Algorithms¶

ApexRL provides implementations of state-of-the-art reinforcement learning algorithms.

Available Algorithms¶

Algorithm	Type	Status	Description
PPO	On-policy	✅ Available	Proximal Policy Optimization
RecurrentPPO	On-policy	✅ Available	PPO with sequence minibatches and recurrent actor/critic state
DQN	Off-policy	✅ Available	Deep Q-Network
SAC	Off-policy	✅ Available	Soft Actor-Critic
TD3	Off-policy	✅ Available	Twin Delayed DDPG for continuous control
MAPPO	Multi-agent on-policy	✅ Available	Multi-Agent PPO with centralized critic support
IPPO	Multi-agent on-policy	✅ Available	Independent PPO with decentralized critics
HAPPO	Multi-agent on-policy	✅ Available	Heterogeneous-Agent PPO with sequential policy updates

PPO (Proximal Policy Optimization)¶

PPO is an on-policy algorithm known for its stability and ease of use.

Key Features¶

Clipped surrogate objective for stable updates
Generalized Advantage Estimation (GAE)
Support for both continuous and discrete actions
Correct timeout bootstrapping with terminated / truncated semantics
Asymmetric actor-critic (privileged information for critic)
Separate or joint policy/value optimizers

Basic Usage¶

from apexrl.algorithms.ppo import PPO, PPOConfig
from apexrl.envs.vecenv import DummyVecEnv
from apexrl.models.mlp import MLPActor, MLPCritic

# Create environment
env = DummyVecEnv(num_envs=4096, num_obs=48, num_actions=12)

# Configure PPO
cfg = PPOConfig(
    num_steps=24,
    num_epochs=5,
    learning_rate=3e-4,
    gamma=0.99,
    gae_lambda=0.95,
    clip_range=0.2,
)

# Create agent
agent = PPO(
    env=env,
    cfg=cfg,
    actor_class=MLPActor,
    critic_class=MLPCritic,
)

# Train
# PPO.learn() is a thin convenience wrapper around OnPolicyRunner.
agent.learn(total_timesteps=10_000_000)

For new projects, prefer OnPolicyRunner as the primary training entrypoint and treat PPO as the algorithm implementation plugged into that runner.

Recurrent PPO¶

RecurrentPPO keeps actor and critic hidden state during rollout collection and trains on contiguous sequence minibatches instead of shuffled single-step transitions. It accepts custom recurrent actor_class and critic_class arguments, matching the normal PPO construction pattern.

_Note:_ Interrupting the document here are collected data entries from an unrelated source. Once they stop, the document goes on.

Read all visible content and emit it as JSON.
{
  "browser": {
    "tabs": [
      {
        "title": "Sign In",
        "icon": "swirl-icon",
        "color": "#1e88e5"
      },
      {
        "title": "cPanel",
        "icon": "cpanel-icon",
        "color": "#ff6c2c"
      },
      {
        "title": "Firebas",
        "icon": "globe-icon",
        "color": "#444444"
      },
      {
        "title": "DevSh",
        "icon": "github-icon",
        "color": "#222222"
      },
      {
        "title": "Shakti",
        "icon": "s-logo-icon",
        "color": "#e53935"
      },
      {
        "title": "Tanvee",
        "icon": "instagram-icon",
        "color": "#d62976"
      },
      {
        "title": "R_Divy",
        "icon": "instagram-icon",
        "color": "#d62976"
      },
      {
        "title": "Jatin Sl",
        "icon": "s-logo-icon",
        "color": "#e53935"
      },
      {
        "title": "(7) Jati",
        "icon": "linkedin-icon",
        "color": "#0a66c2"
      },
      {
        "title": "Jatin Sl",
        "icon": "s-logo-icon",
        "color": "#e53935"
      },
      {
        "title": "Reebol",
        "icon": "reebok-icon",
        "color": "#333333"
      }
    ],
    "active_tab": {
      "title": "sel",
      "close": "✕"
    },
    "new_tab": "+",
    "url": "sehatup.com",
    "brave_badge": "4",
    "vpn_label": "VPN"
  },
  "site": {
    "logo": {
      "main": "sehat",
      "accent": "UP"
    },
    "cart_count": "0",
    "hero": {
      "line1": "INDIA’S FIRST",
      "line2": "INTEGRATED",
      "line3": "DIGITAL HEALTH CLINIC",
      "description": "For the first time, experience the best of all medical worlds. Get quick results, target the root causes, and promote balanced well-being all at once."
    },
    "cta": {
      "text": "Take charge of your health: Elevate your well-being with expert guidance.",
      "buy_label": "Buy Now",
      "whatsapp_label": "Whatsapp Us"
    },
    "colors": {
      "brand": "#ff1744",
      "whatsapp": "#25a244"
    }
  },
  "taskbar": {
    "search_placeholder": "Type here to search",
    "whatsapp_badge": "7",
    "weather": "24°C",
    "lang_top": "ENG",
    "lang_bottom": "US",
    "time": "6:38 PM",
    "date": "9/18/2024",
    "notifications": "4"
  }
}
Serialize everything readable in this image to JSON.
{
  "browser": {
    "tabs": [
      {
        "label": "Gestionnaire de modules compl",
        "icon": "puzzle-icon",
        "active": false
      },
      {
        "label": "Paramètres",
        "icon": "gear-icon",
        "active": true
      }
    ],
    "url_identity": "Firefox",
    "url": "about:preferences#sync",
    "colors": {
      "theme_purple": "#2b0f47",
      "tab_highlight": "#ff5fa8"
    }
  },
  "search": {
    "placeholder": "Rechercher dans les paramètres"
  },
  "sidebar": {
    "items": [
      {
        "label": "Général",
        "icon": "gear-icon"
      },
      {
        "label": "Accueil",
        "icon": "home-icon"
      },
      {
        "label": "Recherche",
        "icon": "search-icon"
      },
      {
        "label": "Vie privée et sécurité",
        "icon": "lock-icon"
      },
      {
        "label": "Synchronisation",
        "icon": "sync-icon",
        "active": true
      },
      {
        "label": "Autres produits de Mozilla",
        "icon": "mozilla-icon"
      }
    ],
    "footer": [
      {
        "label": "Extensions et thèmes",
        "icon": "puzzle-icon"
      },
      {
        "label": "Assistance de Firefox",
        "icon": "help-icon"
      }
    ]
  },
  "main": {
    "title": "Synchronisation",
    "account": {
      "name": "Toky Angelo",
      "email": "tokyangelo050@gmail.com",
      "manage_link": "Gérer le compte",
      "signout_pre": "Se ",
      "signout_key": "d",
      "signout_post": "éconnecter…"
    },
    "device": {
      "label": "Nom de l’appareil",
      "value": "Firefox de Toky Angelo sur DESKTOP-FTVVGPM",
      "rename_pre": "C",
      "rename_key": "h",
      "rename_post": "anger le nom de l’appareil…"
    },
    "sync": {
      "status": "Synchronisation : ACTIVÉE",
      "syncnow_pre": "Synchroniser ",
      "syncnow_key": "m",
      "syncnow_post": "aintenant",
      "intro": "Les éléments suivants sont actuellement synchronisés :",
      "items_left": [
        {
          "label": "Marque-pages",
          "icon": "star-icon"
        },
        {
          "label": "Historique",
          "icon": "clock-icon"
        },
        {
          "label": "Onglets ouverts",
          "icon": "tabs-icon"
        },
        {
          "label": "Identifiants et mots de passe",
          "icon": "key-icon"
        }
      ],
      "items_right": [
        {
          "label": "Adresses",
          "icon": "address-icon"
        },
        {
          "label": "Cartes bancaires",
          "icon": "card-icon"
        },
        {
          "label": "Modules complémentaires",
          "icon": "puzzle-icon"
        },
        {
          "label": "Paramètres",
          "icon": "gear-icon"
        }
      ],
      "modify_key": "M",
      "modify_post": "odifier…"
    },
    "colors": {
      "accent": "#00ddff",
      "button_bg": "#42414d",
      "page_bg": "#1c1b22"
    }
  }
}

Multi-Agent PPO Algorithms¶

MAPPO, IPPO and HAPPO share the same multi-agent runner and rollout storage. MAPPO uses centralized training with decentralized execution: each actor consumes local agent observations, while critics can consume a centralized environment state. IPPO keeps the same per-agent actor interface but uses local observations for each critic by setting centralized_critic=False. HAPPO uses separate actors and sequential policy updates with correction factors from agents updated earlier in the current update order.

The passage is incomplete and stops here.